Of the nearly 760 trafficked or unaccompanied children who disappeared from care homes across the UK last year, over 200 have not been found, according to a study by ECPAT UK and Missing People charities published on Tuesday.
The study found that over 160 children went missing at least once in the 12-month period leading to September 2015. That is more than a quarter of all trafficked children in the UK care system.
Additionally, 593 of the 4,744 unaccompanied child asylum seekers placed under the protection of local authorities had disappeared at least once in the same period.
This means that from September 2014 to September 2015, care services were responsible for nearly 30 percent of all the UK’s child trafficking victims and 13 percent of missing unaccompanied children.

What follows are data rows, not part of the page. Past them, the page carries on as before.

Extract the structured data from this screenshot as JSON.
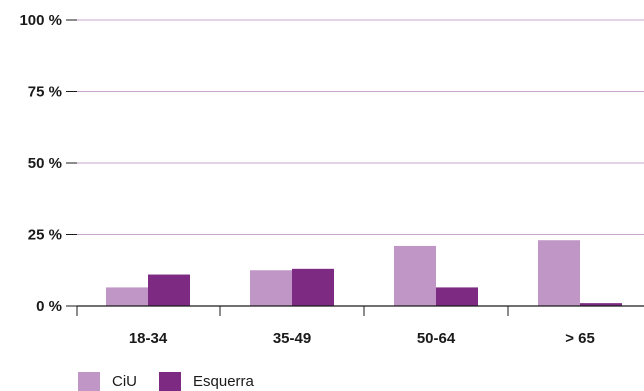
{
  "chart_data": {
    "type": "bar",
    "categories": [
      "18-34",
      "35-49",
      "50-64",
      "> 65"
    ],
    "series": [
      {
        "name": "CiU",
        "values": [
          6.5,
          12.5,
          21,
          23
        ],
        "color": "#bf96c5"
      },
      {
        "name": "Esquerra",
        "values": [
          11,
          13,
          6.5,
          1
        ],
        "color": "#7d2a83"
      }
    ],
    "y_ticks": [
      {
        "value": 0,
        "label": "0 %"
      },
      {
        "value": 25,
        "label": "25 %"
      },
      {
        "value": 50,
        "label": "50 %"
      },
      {
        "value": 75,
        "label": "75 %"
      },
      {
        "value": 100,
        "label": "100 %"
      }
    ],
    "ylim": [
      0,
      100
    ],
    "grid": true,
    "gridline_color": "#c9a6cc",
    "legend_position": "bottom-left"
  }
}
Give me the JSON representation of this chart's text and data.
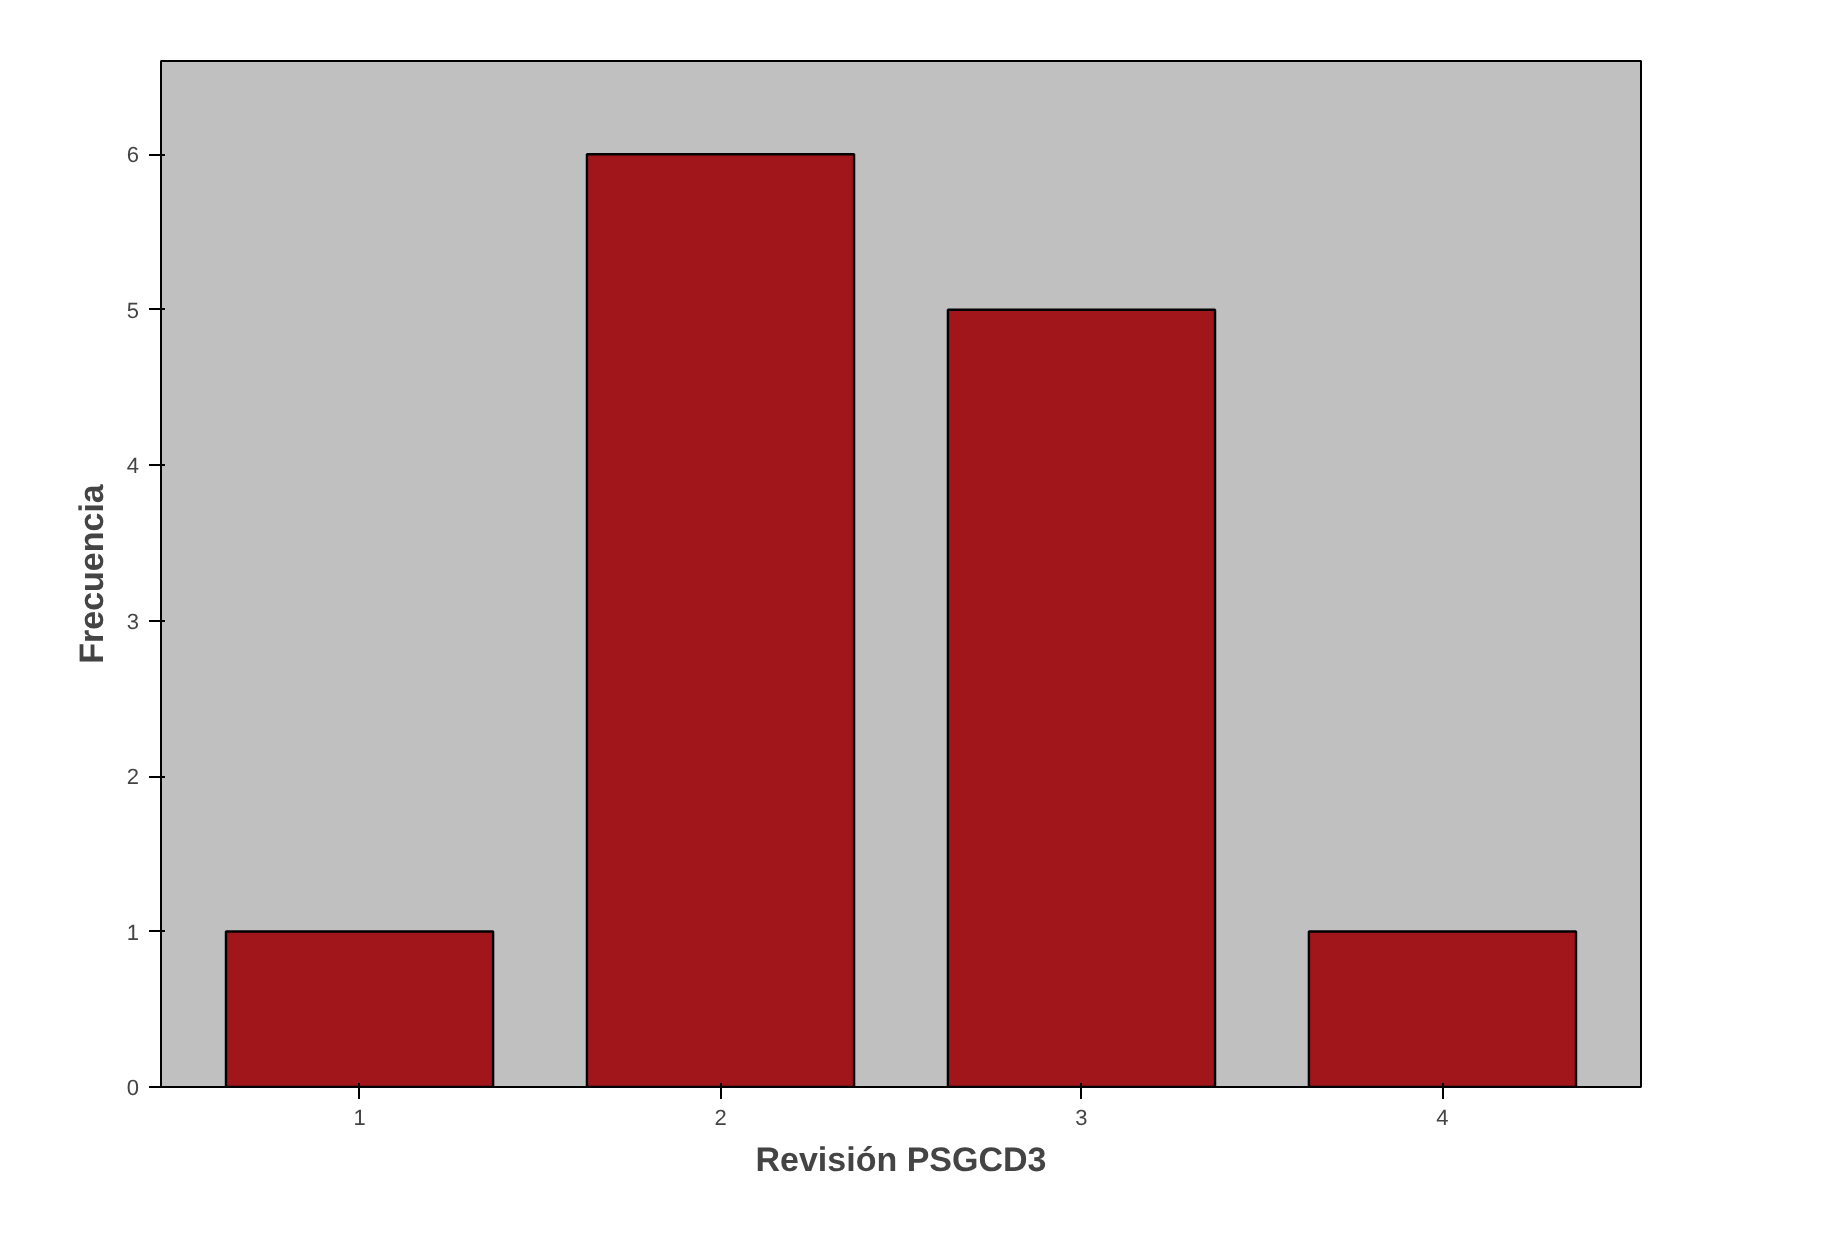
{
  "chart_data": {
    "type": "bar",
    "xlabel": "Revisión PSGCD3",
    "ylabel": "Frecuencia",
    "categories": [
      "1",
      "2",
      "3",
      "4"
    ],
    "values": [
      1,
      6,
      5,
      1
    ],
    "color": "#a0161b",
    "ylim": [
      0,
      6.6
    ],
    "yticks": [
      0,
      1,
      2,
      3,
      4,
      5,
      6
    ],
    "grid": false
  }
}
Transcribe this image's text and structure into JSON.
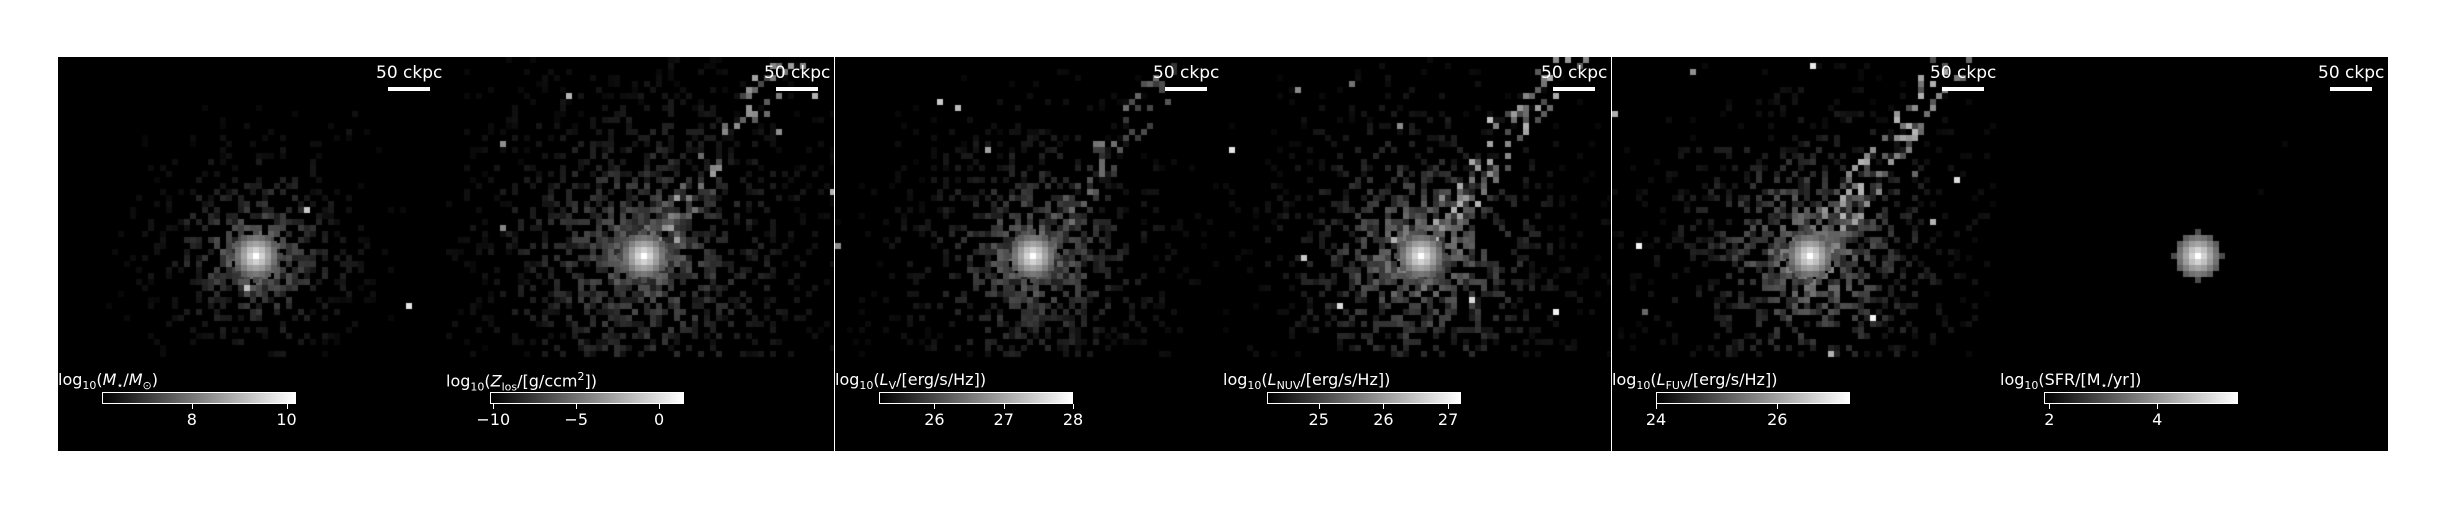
{
  "figure": {
    "background": "#ffffff",
    "panel_color": "#000000",
    "scale_text": "50 ckpc"
  },
  "panels": [
    {
      "quantity": "Stellar mass",
      "label_parts": [
        "log",
        "10",
        "(",
        "M",
        "⋆",
        "/",
        "M",
        "⊙",
        ")"
      ],
      "label_html": "log<sub>10</sub>(<i>M</i><sub>⋆</sub>/<i>M</i><sub>⊙</sub>)",
      "cbar_range": [
        6.1,
        10.2
      ],
      "ticks": [
        {
          "value": 8,
          "label": "8"
        },
        {
          "value": 10,
          "label": "10"
        }
      ],
      "map_style": {
        "core": 1.0,
        "halo": 0.55,
        "spread": 0.9,
        "streams": 0.1,
        "clumps": 0.2
      }
    },
    {
      "quantity": "Line-of-sight metal column density",
      "label_html": "log<sub>10</sub>(<i>Z</i><sub>los</sub>/[g/ccm<sup>2</sup>])",
      "cbar_range": [
        -10.2,
        1.5
      ],
      "ticks": [
        {
          "value": -10,
          "label": "−10"
        },
        {
          "value": -5,
          "label": "−5"
        },
        {
          "value": 0,
          "label": "0"
        }
      ],
      "map_style": {
        "core": 1.0,
        "halo": 0.45,
        "spread": 1.6,
        "streams": 0.8,
        "clumps": 0.4
      }
    },
    {
      "quantity": "V-band luminosity",
      "label_html": "log<sub>10</sub>(<i>L</i><sub>V</sub>/[erg/s/Hz])",
      "cbar_range": [
        25.2,
        28.0
      ],
      "ticks": [
        {
          "value": 26,
          "label": "26"
        },
        {
          "value": 27,
          "label": "27"
        },
        {
          "value": 28,
          "label": "28"
        }
      ],
      "map_style": {
        "core": 1.0,
        "halo": 0.5,
        "spread": 1.2,
        "streams": 0.6,
        "clumps": 0.5
      }
    },
    {
      "quantity": "NUV luminosity",
      "label_html": "log<sub>10</sub>(<i>L</i><sub>NUV</sub>/[erg/s/Hz])",
      "cbar_range": [
        24.2,
        27.2
      ],
      "ticks": [
        {
          "value": 25,
          "label": "25"
        },
        {
          "value": 26,
          "label": "26"
        },
        {
          "value": 27,
          "label": "27"
        }
      ],
      "map_style": {
        "core": 1.0,
        "halo": 0.6,
        "spread": 1.3,
        "streams": 0.9,
        "clumps": 0.8
      }
    },
    {
      "quantity": "FUV luminosity",
      "label_html": "log<sub>10</sub>(<i>L</i><sub>FUV</sub>/[erg/s/Hz])",
      "cbar_range": [
        24.0,
        27.2
      ],
      "ticks": [
        {
          "value": 24,
          "label": "24"
        },
        {
          "value": 26,
          "label": "26"
        }
      ],
      "map_style": {
        "core": 1.0,
        "halo": 0.6,
        "spread": 1.3,
        "streams": 0.9,
        "clumps": 0.8
      }
    },
    {
      "quantity": "Star formation rate",
      "label_html": "log<sub>10</sub>(SFR/[M<sub>⋆</sub>/yr])",
      "cbar_range": [
        1.9,
        5.5
      ],
      "ticks": [
        {
          "value": 2,
          "label": "2"
        },
        {
          "value": 4,
          "label": "4"
        }
      ],
      "map_style": {
        "core": 1.0,
        "halo": 0.05,
        "spread": 0.2,
        "streams": 0.05,
        "clumps": 0.0
      }
    }
  ]
}
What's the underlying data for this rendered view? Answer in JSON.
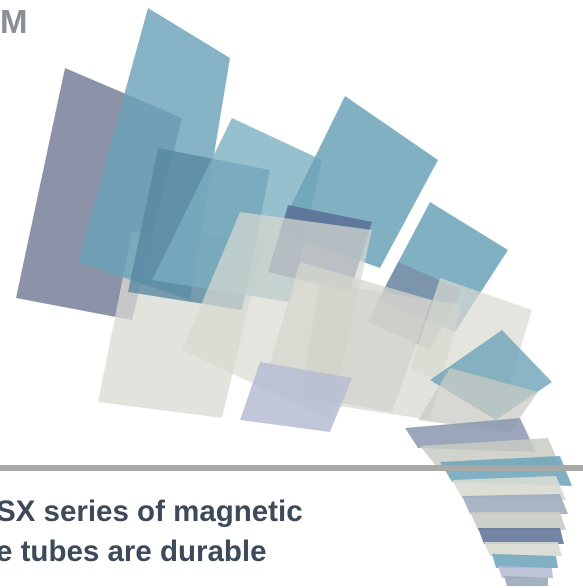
{
  "brand": {
    "fragment": "M"
  },
  "headline": {
    "line1": "SX series of magnetic",
    "line2": "e tubes are durable"
  },
  "colors": {
    "text_dark": "#3d4a5a",
    "text_gray": "#8a8f96",
    "divider": "#a9aaa8",
    "slate": "#7c849c",
    "steel_blue": "#6ba2b8",
    "deep_blue": "#5a6e94",
    "pale_gray": "#d8dad2",
    "lavender": "#b7bcd4"
  }
}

The two charities said the data they had collected from 200 local authorities underscored the need to reform the child protection system in Britain.
Chloe Setter, from ECPAT UK, which mainly focuses on child trafficking, said the fact that the issue of vulnerable children going missing had “remained neglected” amounted to a “national disgrace.”
“We must not accept this as a reality any longer. Every child that goes missing is a failure in our duty to protect them from harm,” she added.
Susannah Drury, from Missing People, called on the law enforcement to treat the trafficked or unaccompanied children who go missing as “high risk” and prioritize their safety over “any questions about their immigration status or criminal activity.”
The report came amid international calls on the UK to take its share of responsibility with regards to the thousands of refugees who are living in a makeshift camp in Calais, France.
The UK government raised many eyebrows in early September by announcing its plans to build a 13 feet (3.9 meters) wall in order to minimize the refugee flow from the camp, which houses 3,000 children.